4 For every house is built by someone, but the builder of all things is God.
5 Now Moses was faithful in all His house as a servant, for a testimony of those things which were to be spoken later;
6 but Christ was faithful as a Son over His house--whose house we are, if we hold fast our confidence and the boast of our hope firm until the end.

I have small children. They're growing, but for now they have little reason to think that they know better than their mom and I. Nevertheless, they often do. One is capable of discerning to some degree the relative intelligence of someone less intelligent. One cannot discern one's own intelligence relative to someone of greater intelligence without some standard because greater intelligence is, by definition, incomprehensible. My children simply cannot conceive all that I can understand.

While not always overt, the condescension of God is prevalent throughout the scriptures and is the underscore in Hebrews. Theologians and teachers of the Bible often focus on the incarnation while ignoring God's condescension both through Christ Jesus and even the Holy Spirit. It's understandable in that we can hardly fathom our cognitive place relative to an eternal Creator. It's one thing to assent to the truth of it, but another thing to apprehend the truth intuitively. I maintain that temporal minds require bivalent logic to function. However, the eternal Creator is absolute and therefore logically univalent. Such would seem simpler to contemplate, but we need contrasting values.

The bivalence in creation arises from the paradoxical fact that an absolute God creates for coexistence that which is not Himself. This paradox is central to the incarnation. But this paradox also outlines the condescension of God, for it is from univalent eternity to bivalent temporality that He condescends. Therefore, my question at this point is this: How intelligent was Jesus as a man? We know He was wise, but let's not confuse godly wisdom with intelligence. The reason is that our intelligence as fallen human beings must be exceptionally limited. Add to that the mentally deficient God has given us to care for. Does God not save mentally handicapped people? If not, then what about the rest of us? Do we presume that we are intelligent enough to be saved? No. I propose that wisdom and intelligence are mutually exclusive, each with their own scales of maturity. Let's also not confuse either with knowledge, although knowledge can contribute to both.

Christ wrote nothing that we have to read today. Nevertheless, the entire New Testament was written about His actions and teachings and the subsequent writings hinging on Christ's actions and teachings could fill libraries. I suggest that He was exceptionally intelligent and this in conjunction with godly wisdom and a base of knowledge inaccessible to fallen people. But we study the things written of what Christ said because Christ said more than He could have written. The genius of the teaching aspect of his ministry is that He has left it up to others to expound on His teaching. The Sermon on the Mount, for example, is packed with enough material for several books. Christ would have delivered it inside of a couple of hours.
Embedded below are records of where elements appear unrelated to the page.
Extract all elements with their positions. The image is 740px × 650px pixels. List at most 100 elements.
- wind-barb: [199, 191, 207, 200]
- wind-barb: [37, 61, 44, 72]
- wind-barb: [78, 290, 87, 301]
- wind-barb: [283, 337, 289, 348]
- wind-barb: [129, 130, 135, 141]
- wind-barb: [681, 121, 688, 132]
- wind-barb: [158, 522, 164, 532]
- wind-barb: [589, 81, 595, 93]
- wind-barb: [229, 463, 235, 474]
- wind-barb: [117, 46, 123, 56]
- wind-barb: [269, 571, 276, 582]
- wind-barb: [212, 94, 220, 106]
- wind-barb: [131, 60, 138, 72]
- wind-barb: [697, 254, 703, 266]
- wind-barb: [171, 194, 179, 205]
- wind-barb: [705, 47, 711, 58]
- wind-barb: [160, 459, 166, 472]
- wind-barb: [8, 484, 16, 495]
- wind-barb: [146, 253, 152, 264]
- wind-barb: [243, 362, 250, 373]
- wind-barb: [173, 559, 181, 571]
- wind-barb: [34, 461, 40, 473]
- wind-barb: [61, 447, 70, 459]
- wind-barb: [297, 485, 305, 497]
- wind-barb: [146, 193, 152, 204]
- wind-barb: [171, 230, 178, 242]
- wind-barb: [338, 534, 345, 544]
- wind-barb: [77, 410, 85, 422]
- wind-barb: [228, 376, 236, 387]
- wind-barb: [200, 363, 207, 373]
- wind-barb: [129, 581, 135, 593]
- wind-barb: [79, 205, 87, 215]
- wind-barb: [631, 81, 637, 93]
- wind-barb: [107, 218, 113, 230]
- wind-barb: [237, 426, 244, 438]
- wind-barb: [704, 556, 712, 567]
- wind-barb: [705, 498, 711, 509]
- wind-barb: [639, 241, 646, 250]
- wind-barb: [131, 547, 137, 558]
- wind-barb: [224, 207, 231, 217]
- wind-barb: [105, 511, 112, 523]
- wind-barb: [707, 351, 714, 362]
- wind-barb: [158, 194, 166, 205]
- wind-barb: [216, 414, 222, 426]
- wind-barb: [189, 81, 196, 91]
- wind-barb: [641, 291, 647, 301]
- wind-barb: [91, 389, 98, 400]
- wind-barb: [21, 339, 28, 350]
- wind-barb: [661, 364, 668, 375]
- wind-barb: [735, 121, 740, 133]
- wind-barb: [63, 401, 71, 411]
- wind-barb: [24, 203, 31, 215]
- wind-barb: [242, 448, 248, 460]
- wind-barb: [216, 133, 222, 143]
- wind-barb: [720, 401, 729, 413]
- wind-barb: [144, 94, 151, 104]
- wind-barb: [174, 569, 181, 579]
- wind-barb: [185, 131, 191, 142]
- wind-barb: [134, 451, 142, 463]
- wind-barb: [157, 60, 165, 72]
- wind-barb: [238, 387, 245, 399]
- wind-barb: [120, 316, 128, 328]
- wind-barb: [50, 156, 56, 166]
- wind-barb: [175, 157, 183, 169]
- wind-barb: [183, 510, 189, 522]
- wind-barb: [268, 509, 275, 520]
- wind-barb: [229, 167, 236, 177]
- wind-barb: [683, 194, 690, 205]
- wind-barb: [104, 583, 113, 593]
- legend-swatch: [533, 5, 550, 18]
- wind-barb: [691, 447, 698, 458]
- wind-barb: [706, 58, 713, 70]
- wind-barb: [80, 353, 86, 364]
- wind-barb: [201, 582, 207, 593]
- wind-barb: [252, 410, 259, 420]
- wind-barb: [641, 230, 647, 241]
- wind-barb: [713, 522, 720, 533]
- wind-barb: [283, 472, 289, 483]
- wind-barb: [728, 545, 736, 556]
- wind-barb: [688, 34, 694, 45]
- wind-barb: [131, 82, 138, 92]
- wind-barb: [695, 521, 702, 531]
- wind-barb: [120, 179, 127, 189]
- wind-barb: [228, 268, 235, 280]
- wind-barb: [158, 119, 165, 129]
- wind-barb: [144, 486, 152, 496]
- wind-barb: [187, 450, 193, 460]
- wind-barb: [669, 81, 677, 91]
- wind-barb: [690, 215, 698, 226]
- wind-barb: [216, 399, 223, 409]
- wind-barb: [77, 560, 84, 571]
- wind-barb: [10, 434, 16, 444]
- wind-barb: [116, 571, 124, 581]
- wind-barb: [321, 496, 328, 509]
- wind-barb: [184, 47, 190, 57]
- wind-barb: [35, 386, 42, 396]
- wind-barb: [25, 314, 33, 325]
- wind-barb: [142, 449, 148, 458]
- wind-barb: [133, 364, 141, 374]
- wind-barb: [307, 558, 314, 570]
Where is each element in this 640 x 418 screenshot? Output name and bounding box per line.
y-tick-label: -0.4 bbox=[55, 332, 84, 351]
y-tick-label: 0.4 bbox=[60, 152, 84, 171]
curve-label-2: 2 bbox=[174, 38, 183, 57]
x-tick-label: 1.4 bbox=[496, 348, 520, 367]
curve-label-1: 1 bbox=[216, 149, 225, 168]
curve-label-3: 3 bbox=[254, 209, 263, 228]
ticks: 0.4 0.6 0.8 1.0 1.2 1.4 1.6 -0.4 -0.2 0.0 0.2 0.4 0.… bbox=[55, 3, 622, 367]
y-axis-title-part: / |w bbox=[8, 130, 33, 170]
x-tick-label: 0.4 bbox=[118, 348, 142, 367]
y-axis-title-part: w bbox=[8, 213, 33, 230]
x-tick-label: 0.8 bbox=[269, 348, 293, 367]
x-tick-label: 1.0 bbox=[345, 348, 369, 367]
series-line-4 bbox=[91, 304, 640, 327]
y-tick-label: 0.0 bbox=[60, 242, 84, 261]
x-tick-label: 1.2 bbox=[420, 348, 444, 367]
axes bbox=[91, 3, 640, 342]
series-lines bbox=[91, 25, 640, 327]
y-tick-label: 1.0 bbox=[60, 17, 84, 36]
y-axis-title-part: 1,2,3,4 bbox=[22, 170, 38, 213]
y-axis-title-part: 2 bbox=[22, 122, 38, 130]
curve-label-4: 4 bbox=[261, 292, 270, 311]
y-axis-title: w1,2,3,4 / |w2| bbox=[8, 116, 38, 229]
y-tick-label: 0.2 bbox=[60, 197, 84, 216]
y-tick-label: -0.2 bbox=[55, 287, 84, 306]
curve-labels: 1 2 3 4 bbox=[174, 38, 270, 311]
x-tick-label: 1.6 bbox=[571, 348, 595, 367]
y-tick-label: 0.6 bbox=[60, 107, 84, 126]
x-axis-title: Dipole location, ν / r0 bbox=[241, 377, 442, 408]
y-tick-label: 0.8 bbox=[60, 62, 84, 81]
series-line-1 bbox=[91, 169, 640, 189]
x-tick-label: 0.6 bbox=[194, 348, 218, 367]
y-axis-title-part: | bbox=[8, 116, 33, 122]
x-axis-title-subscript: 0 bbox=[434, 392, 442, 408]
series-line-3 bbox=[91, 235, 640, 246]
12 Take care, brethren, that there not be in any one of you an evil, unbelieving heart that falls away from the living God.
13 But encourage one another day after day, as long as it is still called "Today," so that none of you will be hardened by the deceitfulness of sin.
14 For we have become partakers of Christ, if we hold fast the beginning of our assurance firm until the end,
15 while it is said,
16 For who provoked Him when they had heard? Indeed, did not all those who came out of Egypt led by Moses?
17 And with whom was He angry for forty years? Was it not with those who sinned, whose bodies fell in the wilderness?
18 And to whom did He swear that they would not enter His rest, but to those who were disobedient?
19 So we see that they were not able to enter because of unbelief.

Despite the crowds and disciples that followed Him, I consider that Christ, possessing exceptional intelligence, would have been a lonely man. For the very intelligent, socialization is unrewarding because most others provide very little cognitive stimulation. Christ could not have received anything from people except such wisdom inspired by the Holy Spirit as the tears and perfume of the sinful woman on His feet at the end of Luke 7. His penchant for communicating with the Father was akin to the domestic parent or child care worker desperate for adult interaction after hours of only small children to converse with. And these, as I have mentioned, think they are capable of challenging adult authority. In truth, children find security when they know where the boundaries are. But we also challenge God, and this not to feel secure, but because of unbelief. We must know that there are things we do not understand, but we too often think that we understand all there is to understand. Jesus didn't need to challenge the Father. If anyone could breach the boundaries of the law, Christ could - and did. And He did it alone. Who better to be our high priest than one who has experienced the great loneliness of a fallen world? Those of us who are partakers of the Body of Christ, coming together as Christ met with Father, should likewise go out to proclaim the gospel of grace. And often we may be lonely. Nevertheless, we will have fellowship with God.